論語 / 憲問篇
子張曰:「書云:『高宗諒陰,三年不言。』何謂也?」子曰:「何必高宗,古之人皆然。君薨,百官總己以聽於冢宰,三年。」
新字:子張曰:「書云:『高宗諒陰,三年不言。』何謂也?」子曰:「何必高宗,古之人皆然。君薨,百官総己以聴於冢宰,三年。」
書き下し
子張曰く、「書に云う、『高宗諒陰、三年言わず』と。何の謂いぞや。」子曰く、「何ぞ必ずしも高宗のみならん、古の人皆然り。君薨ずれば、百官己を総べて以て冢宰に聴くこと三年なり。」
現代語訳
子張が言った。「書経に『高宗は喪に服して、三年のあいだ物を言わなかった』とあります。

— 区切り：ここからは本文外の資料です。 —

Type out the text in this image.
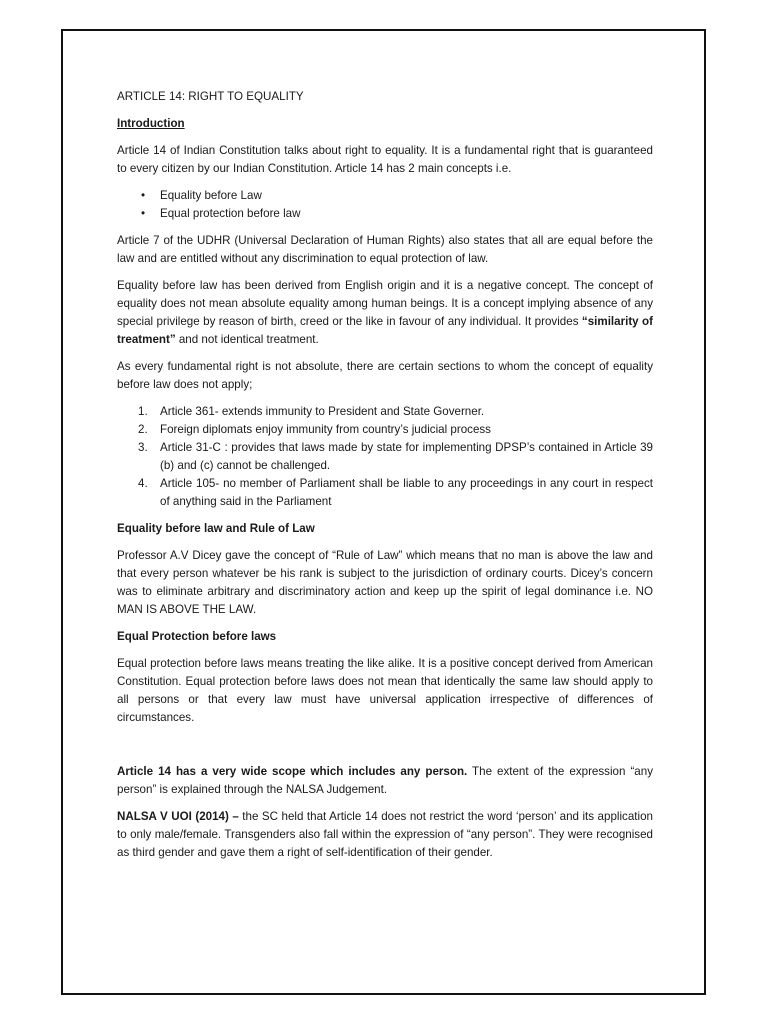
ARTICLE 14: RIGHT TO EQUALITY

Introduction

Article 14 of Indian Constitution talks about right to equality. It is a fundamental right that is guaranteed to every citizen by our Indian Constitution. Article 14 has 2 main concepts i.e.

• Equality before Law
• Equal protection before law

Article 7 of the UDHR (Universal Declaration of Human Rights) also states that all are equal before the law and are entitled without any discrimination to equal protection of law.

Equality before law has been derived from English origin and it is a negative concept. The concept of equality does not mean absolute equality among human beings. It is a concept implying absence of any special privilege by reason of birth, creed or the like in favour of any individual. It provides “similarity of treatment” and not identical treatment.

As every fundamental right is not absolute, there are certain sections to whom the concept of equality before law does not apply;

1. Article 361- extends immunity to President and State Governer.
2. Foreign diplomats enjoy immunity from country’s judicial process
3. Article 31-C : provides that laws made by state for implementing DPSP’s contained in Article 39 (b) and (c) cannot be challenged.
4. Article 105- no member of Parliament shall be liable to any proceedings in any court in respect of anything said in the Parliament

Equality before law and Rule of Law

Professor A.V Dicey gave the concept of “Rule of Law” which means that no man is above the law and that every person whatever be his rank is subject to the jurisdiction of ordinary courts. Dicey’s concern was to eliminate arbitrary and discriminatory action and keep up the spirit of legal dominance i.e. NO MAN IS ABOVE THE LAW.

Equal Protection before laws

Equal protection before laws means treating the like alike. It is a positive concept derived from American Constitution. Equal protection before laws does not mean that identically the same law should apply to all persons or that every law must have universal application irrespective of differences of circumstances.

Article 14 has a very wide scope which includes any person. The extent of the expression “any person” is explained through the NALSA Judgement.

NALSA V UOI (2014) – the SC held that Article 14 does not restrict the word ‘person’ and its application to only male/female. Transgenders also fall within the expression of “any person”. They were recognised as third gender and gave them a right of self-identification of their gender.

どういう意味でしょうか。」先生はおっしゃった。「高宗に限ったことではない。昔の人はみなそうだった。君主が亡くなると、百官はそれぞれ自分の職務を統べて、宰相の指示を仰ぐこと三年である。」
解説
トップが三年間発言しないという話に、孔子は制度としての説明を加えた。喪に服す期間、実務は宰相が仕切り、百官は自分の職務を守る。つまり、トップが不在でも組織が回る仕組みが用意されていた。個人の哀悼の話ではなく、権限移譲の設計として説明している。この視点は事業承継の場面で有効である。前任者が退いたあと、後任がすぐ全権を握るのではなく、一定期間は既存の体制で回す。その間に後任は状況を学び、周囲は変化に慣れる。里仁篇の三年無改於父之道とも呼応している。三年という期間は、感情の整理のためだけではない。組織が新しい体制に移行するのに要する時間として設定されている。急ぐと、どちらも壊れる。